Speaker of the House of Peoples' Representatives
- In office 19 April 2018 – 16 October 2018
- Preceded by: Abadula Gemeda
- Succeeded by: Tagesse Chafo

Leader of the Southern Ethiopian People's Democratic Movement
- In office 25 June 2018 – 1 December 2019
- Deputy: Million Mathewos
- Preceded by: Shiferaw Shigute
- Succeeded by: post abolished

Personal details
- Born: 1976 (age 49–50)
- Party: Prosperity Party
- Other political affiliations: Ethiopian People's Revolutionary Democratic Front Southern Ethiopian People's Democratic Movement

= Muferiat Kamil =

Ethiopian politician (born 1976)

Muferihat Kamil Ahmed (Amharic: ሙፈሪሃት ካሚል አሕመድ, mufärihat kamil ähmäd; born 1976) is an Ethiopian politician who is the current Minister of Labour and Skills Development since 2021. She was the Speaker of the House of Peoples' Representatives.

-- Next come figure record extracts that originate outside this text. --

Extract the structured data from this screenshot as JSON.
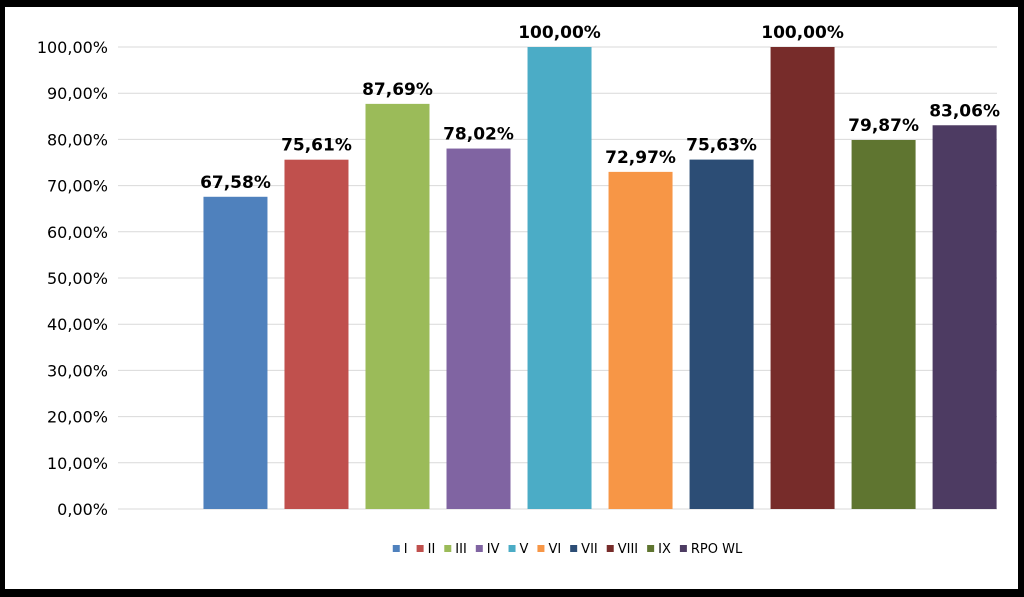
{
  "chart_data": {
    "type": "bar",
    "categories": [
      "I",
      "II",
      "III",
      "IV",
      "V",
      "VI",
      "VII",
      "VIII",
      "IX",
      "RPO WL"
    ],
    "values": [
      67.58,
      75.61,
      87.69,
      78.02,
      100.0,
      72.97,
      75.63,
      100.0,
      79.87,
      83.06
    ],
    "data_labels": [
      "67,58%",
      "75,61%",
      "87,69%",
      "78,02%",
      "100,00%",
      "72,97%",
      "75,63%",
      "100,00%",
      "79,87%",
      "83,06%"
    ],
    "colors": [
      "#4f81bd",
      "#c0504d",
      "#9bbb59",
      "#8064a2",
      "#4bacc6",
      "#f79646",
      "#2c4d75",
      "#772c2a",
      "#5f7530",
      "#4d3b62"
    ],
    "ylim": [
      0,
      100
    ],
    "yticks": [
      0,
      10,
      20,
      30,
      40,
      50,
      60,
      70,
      80,
      90,
      100
    ],
    "ytick_labels": [
      "0,00%",
      "10,00%",
      "20,00%",
      "30,00%",
      "40,00%",
      "50,00%",
      "60,00%",
      "70,00%",
      "80,00%",
      "90,00%",
      "100,00%"
    ],
    "grid": true,
    "legend_position": "bottom",
    "title": "",
    "xlabel": "",
    "ylabel": ""
  }
}
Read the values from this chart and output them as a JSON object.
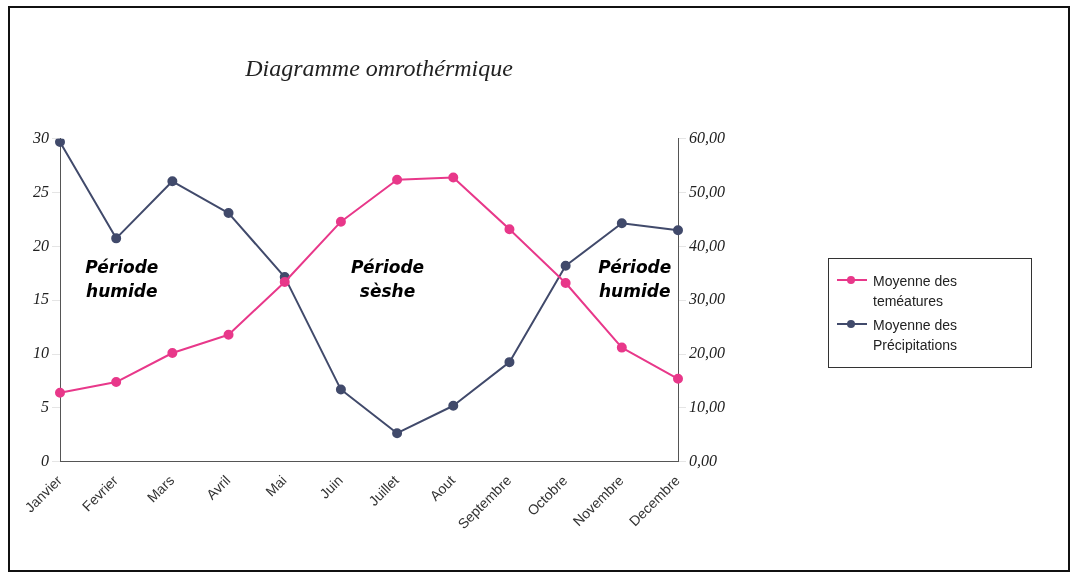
{
  "chart_data": {
    "type": "line",
    "title": "Diagramme omrothérmique",
    "categories": [
      "Janvier",
      "Fevrier",
      "Mars",
      "Avril",
      "Mai",
      "Juin",
      "Juillet",
      "Aout",
      "Septembre",
      "Octobre",
      "Novembre",
      "Decembre"
    ],
    "series": [
      {
        "name": "Moyenne des teméatures",
        "color": "#e8388a",
        "values": [
          6.4,
          7.4,
          10.1,
          11.8,
          16.7,
          22.3,
          26.2,
          26.4,
          21.6,
          16.6,
          10.6,
          7.7
        ]
      },
      {
        "name": "Moyenne des Précipitations",
        "color": "#414a6b",
        "axis": "y2",
        "values": [
          59.4,
          41.5,
          52.1,
          46.2,
          34.3,
          13.4,
          5.3,
          10.4,
          18.5,
          36.4,
          44.3,
          43.0
        ]
      }
    ],
    "ylim": [
      0,
      30
    ],
    "yticks": [
      0,
      5,
      10,
      15,
      20,
      25,
      30
    ],
    "y2lim": [
      0,
      60
    ],
    "y2ticks": [
      {
        "value": 0,
        "label": "0,00"
      },
      {
        "value": 10,
        "label": "10,00"
      },
      {
        "value": 20,
        "label": "20,00"
      },
      {
        "value": 30,
        "label": "30,00"
      },
      {
        "value": 40,
        "label": "40,00"
      },
      {
        "value": 50,
        "label": "50,00"
      },
      {
        "value": 60,
        "label": "60,00"
      }
    ],
    "annotations": [
      "Période humide",
      "Période sèshe",
      "Période humide"
    ],
    "grid": false,
    "legend": "right",
    "marker": "circle",
    "line_style": "solid"
  }
}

Muferihat previously served as the first Minister of Peace from October 2018 to 6 October 2021. She was the Chair of the SEPDM (Southern Ethiopian People's Democratic Movement), one of the four parties that make up the former ruling coalition in Ethiopia, the EPRDF.

==Early life==
Muferihat was born in Jimma to ethnic Silt’e parents, one of southern Ethiopian peoples. She is a Sunni Muslim. She attended Haramaya University, obtaining her BSc in Agriculture in 2000.

== Political career ==
Muferihat was appointed Public Relations Advisor to the Southern Nations, Nationalities and Peoples' Region (SNNPR) President in 2007. She was named as Minister of Women's Affairs of Ethiopia in 2008. She was named as Speaker of the House of Peoples' Representatives in April 2018, making her the first female to hold the post.

In October 2018, Muferihat was appointed Minister of Peace, a powerful ministry overseeing agencies including the National Intelligence and Security Service (NISS), the Information Network Security Agency (INSA), and the Federal Police Commission.